A music structure analyzer to derive the musical structure and syllable template from a given MIDI file, utilizing the concept of expected syllable number to better identify the melody,
A SeqGAN-based lyrics generator optimized by multi-adversarial training through policy gradients with twin discriminators for text quality and syllable alignment,
A deep coupled music-lyrics embedding model to project music and lyrics into a joint space to allow fair comparison of both melody and lyric constraints, and a module called
Polisher, to satisfy vocabulary constraints by applying a mask to the generator and substituting the words to be learned. Sample Rap Song:
Novel Rap Snippet about "AI-Generated Music Models”

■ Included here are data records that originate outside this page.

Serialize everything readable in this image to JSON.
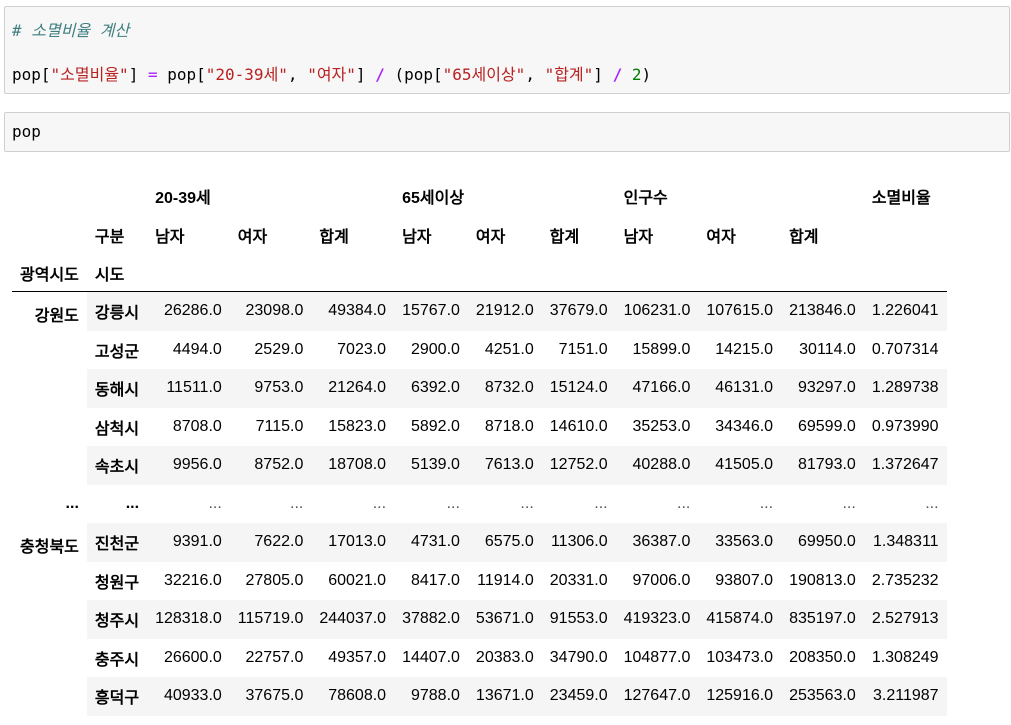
{
  "cell1": {
    "comment": "# 소멸비율 계산",
    "code": {
      "var": "pop[",
      "key": "\"소멸비율\"",
      "close1": "] ",
      "eq": "=",
      "p1": " pop[",
      "k1": "\"20-39세\"",
      "comma1": ", ",
      "k2": "\"여자\"",
      "close2": "] ",
      "div1": "/",
      "p2": " (pop[",
      "k3": "\"65세이상\"",
      "comma2": ", ",
      "k4": "\"합계\"",
      "close3": "] ",
      "div2": "/",
      "space": " ",
      "num": "2",
      "paren": ")"
    }
  },
  "cell2": {
    "code": "pop"
  },
  "table": {
    "group_headers": [
      "20-39세",
      "65세이상",
      "인구수",
      "소멸비율"
    ],
    "col_index_name": "구분",
    "sub_headers": [
      "남자",
      "여자",
      "합계",
      "남자",
      "여자",
      "합계",
      "남자",
      "여자",
      "합계"
    ],
    "row_index_names": [
      "광역시도",
      "시도"
    ],
    "group1": {
      "region": "강원도",
      "rows": [
        {
          "city": "강릉시",
          "v": [
            "26286.0",
            "23098.0",
            "49384.0",
            "15767.0",
            "21912.0",
            "37679.0",
            "106231.0",
            "107615.0",
            "213846.0",
            "1.226041"
          ]
        },
        {
          "city": "고성군",
          "v": [
            "4494.0",
            "2529.0",
            "7023.0",
            "2900.0",
            "4251.0",
            "7151.0",
            "15899.0",
            "14215.0",
            "30114.0",
            "0.707314"
          ]
        },
        {
          "city": "동해시",
          "v": [
            "11511.0",
            "9753.0",
            "21264.0",
            "6392.0",
            "8732.0",
            "15124.0",
            "47166.0",
            "46131.0",
            "93297.0",
            "1.289738"
          ]
        },
        {
          "city": "삼척시",
          "v": [
            "8708.0",
            "7115.0",
            "15823.0",
            "5892.0",
            "8718.0",
            "14610.0",
            "35253.0",
            "34346.0",
            "69599.0",
            "0.973990"
          ]
        },
        {
          "city": "속초시",
          "v": [
            "9956.0",
            "8752.0",
            "18708.0",
            "5139.0",
            "7613.0",
            "12752.0",
            "40288.0",
            "41505.0",
            "81793.0",
            "1.372647"
          ]
        }
      ]
    },
    "ellipsis": {
      "idx1": "...",
      "idx2": "...",
      "v": [
        "...",
        "...",
        "...",
        "...",
        "...",
        "...",
        "...",
        "...",
        "...",
        "..."
      ]
    },
    "group2": {
      "region": "충청북도",
      "rows": [
        {
          "city": "진천군",
          "v": [
            "9391.0",
            "7622.0",
            "17013.0",
            "4731.0",
            "6575.0",
            "11306.0",
            "36387.0",
            "33563.0",
            "69950.0",
            "1.348311"
          ]
        },
        {
          "city": "청원구",
          "v": [
            "32216.0",
            "27805.0",
            "60021.0",
            "8417.0",
            "11914.0",
            "20331.0",
            "97006.0",
            "93807.0",
            "190813.0",
            "2.735232"
          ]
        },
        {
          "city": "청주시",
          "v": [
            "128318.0",
            "115719.0",
            "244037.0",
            "37882.0",
            "53671.0",
            "91553.0",
            "419323.0",
            "415874.0",
            "835197.0",
            "2.527913"
          ]
        },
        {
          "city": "충주시",
          "v": [
            "26600.0",
            "22757.0",
            "49357.0",
            "14407.0",
            "20383.0",
            "34790.0",
            "104877.0",
            "103473.0",
            "208350.0",
            "1.308249"
          ]
        },
        {
          "city": "흥덕구",
          "v": [
            "40933.0",
            "37675.0",
            "78608.0",
            "9788.0",
            "13671.0",
            "23459.0",
            "127647.0",
            "125916.0",
            "253563.0",
            "3.211987"
          ]
        }
      ]
    }
  }
}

AI-generated music models, they're taking over the game Creating beats and melodies that sound the same But they lack the soul and the passion that we bring Our rhymes hit hard, make your ears ring We don't need algorithms to make our tracks hot Our lyrics flow naturally, like a river in a spot Our metaphors hit hard, like a lightning bolt on a wire We bring the heat, like a burning tire
I'm spitting fire on the mic, you can call me a dragon Talking 'bout AI music, you know I ain't braggin' 'Cause these algorithms are making beats that are quite beguiling Y'all better listen up, 'cause these computer models are quite compelling They can take a simple beat and turn it into something profound Like a diamond in the rough, they can turn a whisper into a loud sound These neural networks are creating music that's just like magic It's like they're painting masterpieces, but they're just using code and logic The AI music models are taking over the game They're revolutionizing the industry, and it's never been the same They're making music that's so good, you'd think it's humanly impossible It's like they're playing with our emotions, and it's so damn unstoppable But don't get it twisted, these models can't replace the real thing They're just adding to the mix, and it's making our ears sing
Uberduck offers the ability to make music with AI voices, including 5,000+ expressive voices for vocals and voiceovers. They also offer APIs for building audio apps and the ability to synthesize a custom voice clone. The Grimes AI Challenge is mentioned, where contestants can submit a song using AI voices for a chance to win from a $10K prize pool. A case study is provided about Yotta using Uberduck to create personalized rap songs for their users.
The advent of AI-generated rap music is poised to be a major disruptive force within the music industry, drastically altering the dynamics and hierarchy that have long prevailed. This innovative technology will enable the creation of rap music with unprecedented precision, versatility, and efficiency, while also democratizing access to high-quality production capabilities. As a result, traditional barriers to entry will be diminished, allowing a more diverse and ample pool of creative talent to emerge, and potentially changing the status quo of the industry. Furthermore, the entire process of songwriting, recording, and production may be streamlined and more cost-effective, all while maintaining a high level of artistic excellence. However, this revolution in rap music generation also ignites a debate on the authenticity and originality of the art form, potentially challenging the very essence and cultural significance of rap music as we know it. Regardless, it is undeniable that AI-generated rap music has the potential to completely reshape the landscape of the music industry in unparalleled ways.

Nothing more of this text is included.